Decades of gender-based exclusion at one of Hinduism’s most revered pilgrimage sites will once again be put under constitutional scrutiny this month, as India’s Supreme Court prepares to hear a high-stakes review of a 2018 ruling that opened the iconic Sabarimala Temple to women of menstruating age.
Located in the southern Indian state of Kerala, the Sabarimala shrine dedicated to Lord Ayyappa has long enforced a ban on all women between 10 and 50 years of age, a restriction rooted in traditional Hindu beliefs that frame menstruation as a state of ritual impurity. For generations, only prepubescent girls and post-menopausal women have been permitted to enter the temple, which draws millions of male devotees from across India annually.
That centuries-old practice was upended in 2018, when a five-judge Supreme Court bench delivered a landmark 3-2 verdict striking down the entry ban as discriminatory and unconstitutional. The majority ruled that the constitutional right to practice religion is guaranteed equally to all people regardless of gender, rejecting arguments that long-standing tradition justified the exclusion. The ruling’s lone female justice, Indu Malhotra, who has since retired, issued a notable dissent, arguing that courts should avoid interfering with deeply held religious sentiments, and that secular concepts of rationality have no place in adjudicating religious customs.
The 2018 verdict sparked widespread, sometimes violent protests across Kerala, with conservative groups mobilizing to block women attempting to access the temple; many women who tried to enter were turned away, and some were physically assaulted. In response, hundreds of thousands of supporters of gender equality in religious spaces held counter-protests, while dozens of petitions for judicial review of the 2018 ruling were filed with the Supreme Court by groups seeking to reinstate the ban.
The Supreme Court accepted the review petitions in 2019, first convening a seven-judge bench that quickly expanded the scope of the case to include a range of parallel gender and religious freedom disputes across India’s different faith communities. A planned 2020 hearing before a nine-judge constitutional bench was derailed by the onset of the COVID-19 pandemic, leaving the case in limbo for years.
That changed this past weekend, when Chief Justice of India Surya Kant announced the reconstitution of the nine-judge constitutional bench to finally hear the petitions. The bench’s composition has drawn note for its deliberate diversity: it includes Justice BV Nagarathna, currently the only female judge on the Supreme Court and the justice in line to become India’s first female Chief Justice in 2025, with judges drawn from a cross-section of India’s religious, caste and regional communities. Legal analysts widely view this inclusive selection as an effort to build broader public legitimacy for a verdict that is certain to touch on deeply contested cultural and religious issues.
Beyond the future of Sabarimala, the bench’s ruling will set a binding precedent for a slate of other pressing questions around gender, religion and constitutional rights across India. These include challenges to entry bans for women in Parsi fire temples and Muslim mosques, the legal authority of religious institutions to excommunicate community members, and the long-debated legality of female genital mutilation practiced within the small Dawoodi Bohra Muslim community.
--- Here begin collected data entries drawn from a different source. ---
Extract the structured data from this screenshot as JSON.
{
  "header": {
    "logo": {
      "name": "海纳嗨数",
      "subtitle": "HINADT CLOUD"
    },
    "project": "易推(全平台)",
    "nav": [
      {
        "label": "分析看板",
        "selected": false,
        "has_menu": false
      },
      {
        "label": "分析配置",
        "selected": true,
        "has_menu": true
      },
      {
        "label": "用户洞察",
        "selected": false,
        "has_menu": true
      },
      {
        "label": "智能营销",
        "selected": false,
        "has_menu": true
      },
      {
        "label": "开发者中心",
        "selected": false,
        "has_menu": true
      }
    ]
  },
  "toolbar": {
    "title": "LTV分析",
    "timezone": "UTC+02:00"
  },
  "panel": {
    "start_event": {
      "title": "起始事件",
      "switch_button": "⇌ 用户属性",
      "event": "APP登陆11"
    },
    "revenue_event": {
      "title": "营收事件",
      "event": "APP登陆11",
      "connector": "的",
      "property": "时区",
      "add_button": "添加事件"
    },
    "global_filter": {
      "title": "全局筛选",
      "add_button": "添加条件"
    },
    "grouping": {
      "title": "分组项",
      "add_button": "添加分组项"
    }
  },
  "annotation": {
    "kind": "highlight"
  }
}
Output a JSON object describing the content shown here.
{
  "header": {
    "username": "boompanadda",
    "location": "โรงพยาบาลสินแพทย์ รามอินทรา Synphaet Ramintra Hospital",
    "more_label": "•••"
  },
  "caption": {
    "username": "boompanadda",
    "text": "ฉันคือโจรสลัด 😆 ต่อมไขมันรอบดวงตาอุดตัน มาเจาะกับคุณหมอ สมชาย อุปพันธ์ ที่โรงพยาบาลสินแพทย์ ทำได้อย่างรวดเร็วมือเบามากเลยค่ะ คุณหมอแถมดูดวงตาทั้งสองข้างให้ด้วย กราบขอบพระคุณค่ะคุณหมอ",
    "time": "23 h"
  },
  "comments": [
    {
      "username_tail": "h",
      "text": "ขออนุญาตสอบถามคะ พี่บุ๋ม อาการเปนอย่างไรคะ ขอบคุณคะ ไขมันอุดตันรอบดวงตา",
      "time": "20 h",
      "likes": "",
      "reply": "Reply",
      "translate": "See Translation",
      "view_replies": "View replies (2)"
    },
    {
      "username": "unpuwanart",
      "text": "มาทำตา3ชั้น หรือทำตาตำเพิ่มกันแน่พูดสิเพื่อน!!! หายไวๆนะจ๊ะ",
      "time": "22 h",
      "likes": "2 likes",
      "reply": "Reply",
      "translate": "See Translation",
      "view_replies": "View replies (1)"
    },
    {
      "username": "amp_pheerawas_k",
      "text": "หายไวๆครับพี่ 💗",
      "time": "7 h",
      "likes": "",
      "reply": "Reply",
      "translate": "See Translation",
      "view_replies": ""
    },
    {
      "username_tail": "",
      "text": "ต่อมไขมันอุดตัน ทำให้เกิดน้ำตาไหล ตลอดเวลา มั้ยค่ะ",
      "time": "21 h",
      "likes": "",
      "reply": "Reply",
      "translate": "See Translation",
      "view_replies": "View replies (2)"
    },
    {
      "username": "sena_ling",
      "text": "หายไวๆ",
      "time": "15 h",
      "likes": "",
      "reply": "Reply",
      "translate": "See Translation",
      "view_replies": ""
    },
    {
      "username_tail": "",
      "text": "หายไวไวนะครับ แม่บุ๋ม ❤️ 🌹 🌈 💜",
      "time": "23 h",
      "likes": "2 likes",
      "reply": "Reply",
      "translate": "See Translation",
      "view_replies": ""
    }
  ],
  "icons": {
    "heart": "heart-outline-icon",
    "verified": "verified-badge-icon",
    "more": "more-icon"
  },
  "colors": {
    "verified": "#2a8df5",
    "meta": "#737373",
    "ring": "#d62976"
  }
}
In the lead-up to the opening of hearings, the Travancore Devaswom Board, the government body that manages the Sabarimala temple, has urged the court to avoid intervening in faith-based traditional practices. India’s federal government has also formally signaled its support for the review petitions seeking to overturn the 2018 ruling. The hearings are scheduled to conclude on April 22, with a ruling expected in the coming months that will shape the contours of gender equality and religious freedom in India for decades to come.
Over the past decade, women’s rights activists across India have increasingly challenged centuries-old gender-based restrictions at religious sites, arguing that such exclusions violate the fundamental equal rights guaranteed to all citizens under India’s constitution. The outcome of the Sabarimala review is widely expected to either advance or set back that movement for equal access to religious spaces across the country.